I have not donated to any cause. Unless you count the $20 I slipped to the young kids asking for donations to the food bank outside Safeway. The previous owner of our “new” van gave me $20 back because she noticed the tail light was out. I felt like that $20 might not have been mine if not for her honesty, so I just wanted to pay it forward. I thought of my sister as I put it in the young girls hand and saw her smile of surprise. My sister is always so generous in her giving. She’s the one who always notices the homeless guy and hands him a bill or two, slips bills into collection jars, opens her purse when someone asks for help. I admire her generosity and need to emulate her more.

I have several organizations in mind to donate to, but want to run it by the hubs.

A friend of mine also suggested that, if at this time in my life I do not have the monetary thing going on, I could also offer up my time. I hadn’t thought of that as being of value..but of course it is. I should most definitely already know that. So I might look into that as well.

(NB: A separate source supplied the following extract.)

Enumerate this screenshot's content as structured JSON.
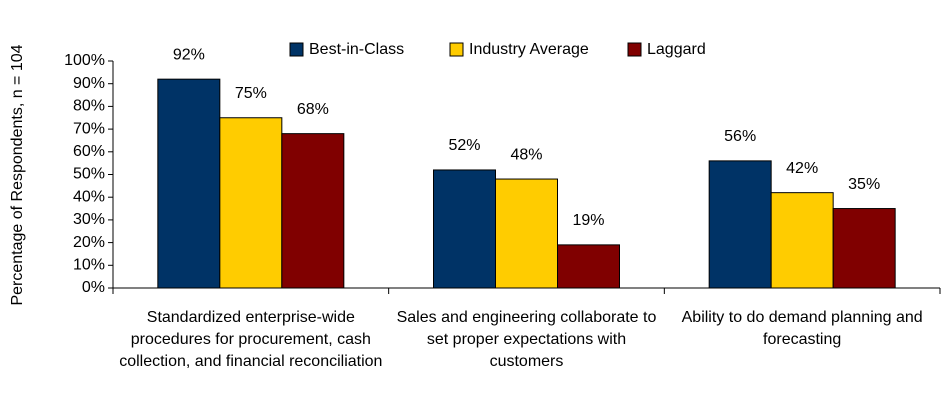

The thing is that the cogs and wheels turn slowly. If I were sans kids, the research part of all this would be much speedier and I might take action faster. I also would have far more time to offer up. I need to be more gentle with myself in this regard. Beating myself up over what seems to be inaction is not helping me in any way. I do, however, want to remain motivated to help, to be active.

I was invited to a Huddle ( a Women’s March initiative). A mommy huddle where we can talk about what actions we can take to be part of this democracy, while also chasing our children. Should be fun, and it is something I can do to stay active and motivated.

Some Observations on my Change of State Due to Shopping Detox:

I still get a sense of excitement when I know there is something we need that I must shop for, but it quicky fades. Somehow I have accelerated that high to low arc so that before I even purchase the item, I am already having the deterrent feeling of disgust. This is a very positive thing as I am not actually spending on anything needlessly. The other day I walked into Target needing some pull-ups for my potty training kiddo (I’d washed the bed sheets three times in 24 hours), and I was feeling excited because I was on my own and I wanted to look at several things. Well I did, I checked out their $1 deal section and found nothing I actually wanted in my house…eyed the car seats to get an idea of what the upgrade for our youngest might cost (she’s getting so big! I will miss that bucket car seat!)…looked at the kids clothing sale rack and considered a few items then realized that we were doing just fine getting by with what we have…looked at a few T-shirts for myself…but all of it lost its luster after looked at the actual products. The idea of having new items was exciting, the actuality of their existence…not so much. As I stood in-line with the one item I was purchasing (the pull ups) I looked around at all the junk everyone else was buying…and I kind of felt ill. I could see that this was the norm, this is our culture. Not to be judgy (…but I guess I’m going to go ahead and do just that), but I could tell that the folks in front of me were not of the “wealthy” set, in fact they acted a lot like what I have experienced as lower-income…probably a stereotype…but they were loud and crass and rude, their kids disrespectful…yet they all were wearing brand new items, baseball hats with the silver sticker on its bill, shoes without dirt on them, the girl was whining about having a terrible day and her parents refusal to buy her soda was the icing on the cake…she was wearing spotlessly new everything, an entire matching outfit from head to toe. They spent $200 on credit. I couldn’t help but think that not only did they all not look one bit happy (perhaps just a bad day and ordinarily they brim with joy and fulfillment) nor did it look like the items in their bags were going to bring them much joy (“Whats this?!” the angry young girl demanded of her mom pulling out shiny water bottle, glare from the mom.) more likely heartache when the bill came due.

I dunno. That could have been a figment of my overactive imagination. But as I stood in that line I just felt like most of us there were just void filling. I was happy to leave there with only my most necessary item: pull ups for my amazing potty training toddler.